Lachende Menschen zu malen, galt als sehr schwierig. Zu Zeiten von Frans Hals war es außerdem nicht üblich, Zähne zu zeigen, was keiner großen Erklärung bedarf. Auch seine Fähigkeit, Bewegung auf die Leinwand zu bringen, unterschied Frans Hals von seinen Kollegen, wie Taco Dibbits, Direktor des Rijksmuseums, bei der Preview erklärte: „Vermeer malte nur sehr wenige Bilder, weil er sehr lange dafür brauchte. Hals malte sehr schnell, mit einem Pinsel, der über die Leinwand tanzte. Indem er so schnell und frei malte, setzte er Energie und Bewegung in seinen Motiven frei. Und das war etwas völlig Neues.“
Auftragsarbeiten
Von den 200 Werken, die Hals im Laufe seines Lebens malte (zum Vergleich: Vermeer schuf 45 Werke, von denen heute noch 35 existieren), sind rund 50 in der Ausstellung versammelt. Keine chronologische Überfrachtung sollte es sein, sondern ein Rundgang, der es ermöglicht, thematisch in die Bilder einzutauchen. So finden sich in zehn Sälen kleinformatige Gemälde, Familienporträts, Gruppenansichten von Regentinnen, die im 17. Jahrhundert für die Verwaltung karitativer Einrichtungen zuständig waren, sowie Zunftbilder. Letztere zeichnen sich oft dadurch aus, dass die Protagonisten nicht immer dem Künstler oder dem Betrachter ins Auge blicken, sondern auch untereinander agieren, was das Bild belebt. Es waren vor allem diese Schützenstücke, die als Auftragsarbeiten Geld in die Kasse spülten, was die Verarmung des Künstlers in seinen letzten Lebensjahren aber nicht verhindern konnte.
Zu sehen sind auch viele freie Arbeiten aus dem „Milieu“, wie Trinker, Prostituierte, Verrückte, Kinder (zum Teil seine eigenen) und Musikanten, die Hals Modell stehen ließ. Am heitersten erscheint hier „Der Lautenspieler“ (um 1623). Mit wildem Haar, roten Wangen, Dreitagebart und verschmitztem Blick wirkt er sehr authentisch und lebensnah, um nicht zu sagen fotorealistisch. „Es ist erstaunlich, wie es Hals gelingt, einen Moment festzuhalten, und das rund 200 Jahre bevor die Fotografie erfunden wurde“, sagt auch Kurator Friso Lammertse. Ein Grund vermutlich, warum dieser junge Mann zum wichtigsten Marketinginstrument der Ausstellung wurde.

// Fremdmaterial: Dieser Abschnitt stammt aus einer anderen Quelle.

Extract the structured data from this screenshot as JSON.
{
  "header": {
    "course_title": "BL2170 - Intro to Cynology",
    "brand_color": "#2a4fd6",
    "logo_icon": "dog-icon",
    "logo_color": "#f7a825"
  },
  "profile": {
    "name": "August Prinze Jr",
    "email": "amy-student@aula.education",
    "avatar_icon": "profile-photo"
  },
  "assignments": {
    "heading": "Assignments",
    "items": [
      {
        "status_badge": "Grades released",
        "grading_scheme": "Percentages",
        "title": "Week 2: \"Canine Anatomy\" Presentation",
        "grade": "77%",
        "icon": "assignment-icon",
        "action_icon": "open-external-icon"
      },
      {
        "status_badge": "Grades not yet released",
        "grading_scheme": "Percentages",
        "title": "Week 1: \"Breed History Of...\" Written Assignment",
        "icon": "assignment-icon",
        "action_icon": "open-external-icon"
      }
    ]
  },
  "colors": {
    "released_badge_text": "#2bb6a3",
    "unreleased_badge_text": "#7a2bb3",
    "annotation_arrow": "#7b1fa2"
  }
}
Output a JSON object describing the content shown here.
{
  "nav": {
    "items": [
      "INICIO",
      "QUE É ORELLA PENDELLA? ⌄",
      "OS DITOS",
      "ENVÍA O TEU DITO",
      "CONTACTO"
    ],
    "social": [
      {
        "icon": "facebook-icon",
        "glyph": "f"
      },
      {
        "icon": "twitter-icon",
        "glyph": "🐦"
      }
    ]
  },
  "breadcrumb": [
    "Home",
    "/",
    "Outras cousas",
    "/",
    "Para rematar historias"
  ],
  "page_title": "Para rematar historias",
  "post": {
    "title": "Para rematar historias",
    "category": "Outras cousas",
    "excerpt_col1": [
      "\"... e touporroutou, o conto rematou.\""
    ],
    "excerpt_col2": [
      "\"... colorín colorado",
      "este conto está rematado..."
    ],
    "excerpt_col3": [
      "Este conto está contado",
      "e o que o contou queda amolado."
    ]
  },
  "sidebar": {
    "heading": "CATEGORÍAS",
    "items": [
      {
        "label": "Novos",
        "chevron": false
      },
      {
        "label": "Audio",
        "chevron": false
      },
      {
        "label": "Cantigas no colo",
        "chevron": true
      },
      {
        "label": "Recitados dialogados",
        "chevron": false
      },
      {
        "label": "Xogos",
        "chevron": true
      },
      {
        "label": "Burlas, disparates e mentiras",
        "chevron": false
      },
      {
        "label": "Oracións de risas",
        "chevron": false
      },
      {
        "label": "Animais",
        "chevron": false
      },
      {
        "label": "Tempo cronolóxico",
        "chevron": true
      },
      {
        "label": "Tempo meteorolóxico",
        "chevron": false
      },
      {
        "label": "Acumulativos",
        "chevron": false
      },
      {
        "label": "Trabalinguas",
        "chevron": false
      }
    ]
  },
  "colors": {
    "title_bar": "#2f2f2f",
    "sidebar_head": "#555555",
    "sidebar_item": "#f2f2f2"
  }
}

Neben dem Ausstellungsplakat ziert er als Fotowand den Museumsshop, das Etikett eines eigens herausgebrachten Weines sowie große Werbeflächen an der Außenfassade des Rijksmuseums.
Leihgaben, auch aus Haarlem
Ein weiterer Höhepunkt der Schau ist das Gemälde „Der lachende Kavalier“ von 1624, das als das berühmteste von Frans Hals gilt. Zum ersten Mal hat der stattliche Ehrenmann im Brokat-Mantel und in selbstbewusster Pose, der mehr lächelt als lacht, ein Heimspiel in den Niederlanden. Allerdings nur für die Dauer der Ausstellung. Denn danach geht es zurück in die Wallace Collection nach London, wo es seit 1870 hängt.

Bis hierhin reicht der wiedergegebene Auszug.